А потом у меня не было даже сил двигаться: я свернулся в клубок в собственной блевотине. Обнял колени и, несмотря на отчаянный холод, уснул.

* * *

Мы сидели в комнатке Шпрингера, я рассказал, что сделал, и объяснил, чего требует от меня долг инквизитора.

– Мордимер, вы же знаете, что произойдет… – тихо сказал Шпрингер.

– Восторжествуют закон и справедливость. Исполнится воля Божия.

– И какой ценой? – горько спросил он. – Вы ведь рассудительный человек и понимаете: когда Инквизиториум доберется до Биарритца, от нас мало что останется.

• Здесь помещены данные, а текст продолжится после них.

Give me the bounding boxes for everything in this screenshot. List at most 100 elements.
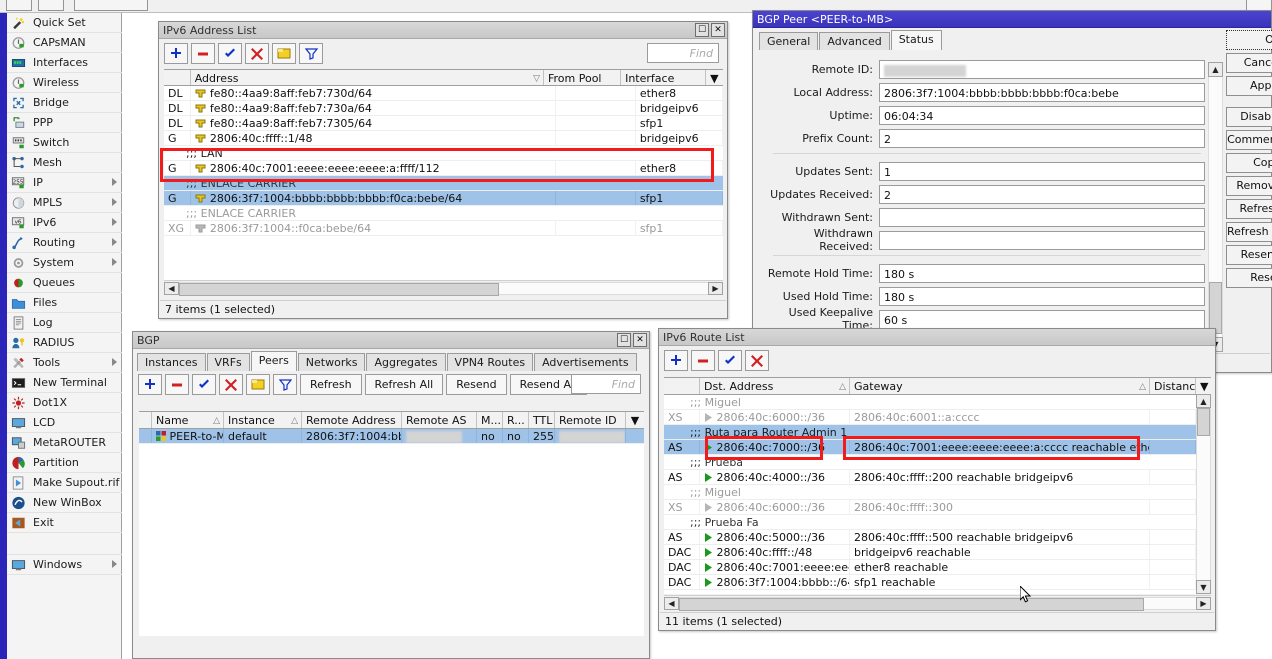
add-button[interactable] [164,43,188,64]
column-flags[interactable] [139,412,152,428]
disable-button[interactable] [245,43,269,64]
column-flags[interactable] [664,378,700,394]
withdrawn-received-input[interactable] [879,231,1205,250]
local-address-input[interactable]: 2806:3f7:1004:bbbb:bbbb:bbbb:f0ca:bebe [879,83,1205,102]
table-row[interactable]: G 2806:3f7:1004:bbbb:bbbb:bbbb:f0ca:bebe… [164,191,723,206]
top-toolbar-button-1[interactable] [6,0,32,11]
scroll-thumb[interactable] [1197,408,1210,436]
column-name[interactable]: Name △ [152,412,224,428]
tab-instances[interactable]: Instances [137,353,206,371]
tab-vpn4-routes[interactable]: VPN4 Routes [447,353,534,371]
sidebar-item-new-winbox[interactable]: New WinBox [7,493,122,513]
column-multihop[interactable]: M... [477,412,503,428]
remote-hold-time-input[interactable]: 180 s [879,264,1205,283]
scroll-left-button[interactable]: ◀ [164,282,179,295]
enable-button[interactable] [218,43,242,64]
copy-button[interactable]: Copy [1226,153,1272,173]
sidebar-item-log[interactable]: Log [7,313,122,333]
tab-aggregates[interactable]: Aggregates [366,353,445,371]
table-row[interactable]: XG 2806:3f7:1004::f0ca:bebe/64 sfp1 [164,221,723,236]
table-row[interactable]: AS 2806:40c:5000::/36 2806:40c:ffff::500… [664,530,1211,545]
column-menu-button[interactable]: ▼ [626,412,644,428]
close-icon[interactable]: ✕ [711,23,725,37]
resend-button[interactable]: Resend [446,374,506,395]
sidebar-item-windows[interactable]: Windows [7,555,122,575]
bgp-peer-titlebar[interactable]: BGP Peer <PEER-to-MB> [753,11,1271,28]
scroll-thumb[interactable] [679,598,1144,611]
prefix-count-input[interactable]: 2 [879,129,1205,148]
tab-general[interactable]: General [759,32,818,50]
table-row[interactable]: XS 2806:40c:6000::/36 2806:40c:6001::a:c… [664,410,1211,425]
disable-button[interactable] [219,374,243,395]
find-input[interactable]: Find [647,43,719,63]
remove-button[interactable]: Remove [1226,176,1272,196]
scroll-thumb[interactable] [179,283,499,296]
column-interface[interactable]: Interface [621,70,706,85]
tab-peers[interactable]: Peers [251,351,297,371]
sidebar-item-ip[interactable]: 255 IP [7,173,122,193]
apply-button[interactable]: Apply [1226,76,1272,96]
add-button[interactable] [664,350,688,371]
table-row[interactable]: PEER-to-MB default 2806:3f7:1004:bb... n… [139,429,644,444]
ipv6-route-hscrollbar[interactable]: ◀ ▶ [664,595,1211,610]
sidebar-item-system[interactable]: System [7,253,122,273]
table-row[interactable]: DL fe80::4aa9:8aff:feb7:730d/64 ether8 [164,86,723,101]
column-remote-id[interactable]: Remote ID [555,412,626,428]
scroll-right-button[interactable]: ▶ [1196,597,1211,610]
column-instance[interactable]: Instance △ [224,412,302,428]
scroll-track[interactable] [1196,408,1211,580]
column-remote-address[interactable]: Remote Address [302,412,402,428]
sidebar-item-bridge[interactable]: Bridge [7,93,122,113]
uptime-input[interactable]: 06:04:34 [879,106,1205,125]
column-menu-button[interactable]: ▼ [706,70,723,85]
sidebar-item-lcd[interactable]: LCD [7,413,122,433]
sidebar-item-ipv6[interactable]: v6 IPv6 [7,213,122,233]
column-rr[interactable]: R... [503,412,529,428]
table-row[interactable]: DAC 2806:40c:7001:eeee:eee.. ether8 reac… [664,560,1211,575]
sidebar-item-mesh[interactable]: Mesh [7,153,122,173]
tab-advertisements[interactable]: Advertisements [534,353,636,371]
table-row[interactable]: AS 2806:40c:7000::/36 2806:40c:7001:eeee… [664,440,1211,455]
scroll-thumb[interactable] [1209,282,1222,334]
remove-button[interactable] [691,350,715,371]
scroll-up-button[interactable]: ▲ [1208,62,1223,77]
enable-button[interactable] [192,374,216,395]
scroll-track[interactable] [679,597,1196,610]
withdrawn-sent-input[interactable] [879,208,1205,227]
tab-vrfs[interactable]: VRFs [207,353,250,371]
table-row[interactable]: AS 2806:40c:4000::/36 2806:40c:ffff::200… [664,470,1211,485]
column-from-pool[interactable]: From Pool [544,70,621,85]
comment-button[interactable]: Comment [1226,130,1272,150]
table-row[interactable]: G 2806:40c:ffff::1/48 bridgeipv6 [164,131,723,146]
bgp-titlebar[interactable]: BGP ☐ ✕ [133,332,649,349]
disable-button[interactable] [745,350,769,371]
scroll-track[interactable] [1208,77,1223,337]
refresh-button[interactable]: Refresh [1226,199,1272,219]
disable-button[interactable]: Disable [1226,107,1272,127]
refresh-button[interactable]: Refresh [300,374,362,395]
column-dst-address[interactable]: Dst. Address △ [700,378,850,394]
comment-button[interactable] [272,43,296,64]
sidebar-item-interfaces[interactable]: Interfaces [7,53,122,73]
sidebar-item-radius[interactable]: RADIUS [7,333,122,353]
scroll-left-button[interactable]: ◀ [664,597,679,610]
table-row[interactable]: DAC 2806:40c:ffff::/48 bridgeipv6 reacha… [664,545,1211,560]
column-remote-as[interactable]: Remote AS [402,412,477,428]
sidebar-item-mpls[interactable]: MPLS [7,193,122,213]
top-toolbar-button-2[interactable] [38,0,64,11]
sidebar-item-quick-set[interactable]: Quick Set [7,13,122,33]
sidebar-item-tools[interactable]: Tools [7,353,122,373]
maximize-icon[interactable]: ☐ [617,333,631,347]
add-button[interactable] [138,374,162,395]
column-menu-button[interactable]: ▼ [1196,378,1211,394]
tab-advanced[interactable]: Advanced [819,32,889,50]
scroll-track[interactable] [179,282,708,295]
remove-button[interactable] [165,374,189,395]
updates-received-input[interactable]: 2 [879,185,1205,204]
comment-row[interactable]: ;;; Miguel [664,485,1211,500]
table-row[interactable]: DL fe80::4aa9:8aff:feb7:7305/64 sfp1 [164,116,723,131]
table-row[interactable]: DAC 2806:3f7:1004:bbbb::/64 sfp1 reachab… [664,575,1211,590]
find-input[interactable]: Find [571,374,641,394]
sidebar-item-wireless[interactable]: Wireless [7,73,122,93]
refresh-all-button[interactable]: Refresh All [365,374,444,395]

Он преувеличивал. Но обычные люди всегда преувеличивают, когда разговор идет о Святом Официуме и его тяжкой повинности. Конечно, допросы, следствие, дознания суть дело крайне досадное, особенно учитывая, что не все братья склонны отделять зерна от плевел. Но мы ведь уже далеко ушли от эпохи ошибок и перегибов, после которых целые города выжигало пламя инквизиторских костров.

– Я вас люблю, господин Шпрингер, – сказал я. – Правда. Так что – ничего личного. Это всего лишь служебная повинность. Неужели вы желаете, чтобы я скрыл тот факт, что дочь одного из наиболее богатых купцов города оказалась ведьмой? Задайте себе вопрос: кто научил ее темному искусству? Кто ей помогал? Кто ее охранял? Кто согрешил действием, а кто – бездействием? Не думаете ли, что обязанностью всякого человека, любящего Господа, остается найти эти ответы?

Он низко опустил голову, а руки его, когда положил их на стол, дрожали.

– А если никто? Сами ведь говорили, что эта способность может быть врожденной…

– Может, так, а может, и нет, – прервал я его. – И именно это нужно выяснить.

– Вы ведь знаете, что себя мне не в чем упрекнуть, – сказал он. – Но мне жаль город. Когда процесс закончится, здесь все навсегда изменится.

– Это верно.

– Обыватели Биарритца… – он все время смотрел на собственные руки. – …Наверняка очень щедро отблагодарили бы за то, что их не настигнет беда.

– И насколько щедро? – спросил я, ибо мне был интересен уровень благосостояния честных мещан.

– Полагаю, человек, который сумел бы остановить катастрофу, мог бы рассчитывать на многое. – Он поднял голову и посмотрел на меня. – Может, даже на двадцать тысяч крон?

Я покивал. Это была огромная сумма. Почти невообразимая для вашего нижайшего слуги. Особенно учитывая то, что, торгуясь, ее можно было по крайней мере удвоить. Этой суммы хватило бы на дом в Хезе и солидных размеров сельское поместье.

Но идеи нельзя купить за деньги. Ваш нижайший слуга всегда был лишь простодушным наивным человеком, который не мог справиться с проблемами повседневной жизни. Даже когда весь оркестр фальшивил, я старался играть чисто – так, как эту чистоту понимал слабым своим разумом.

– Я не слышал этих слов, господин Шпрингер. Не ухудшайте своей ситуации, делая неприемлемые предложения. Беда пришла в этот город, когда некто начал забавляться здесь черной магией. Теперь для вас наступает время очищения. Возможно, болезненного, но спасительного. Когда-нибудь вы поймете. И уже не станете путать лекарство с болезнью.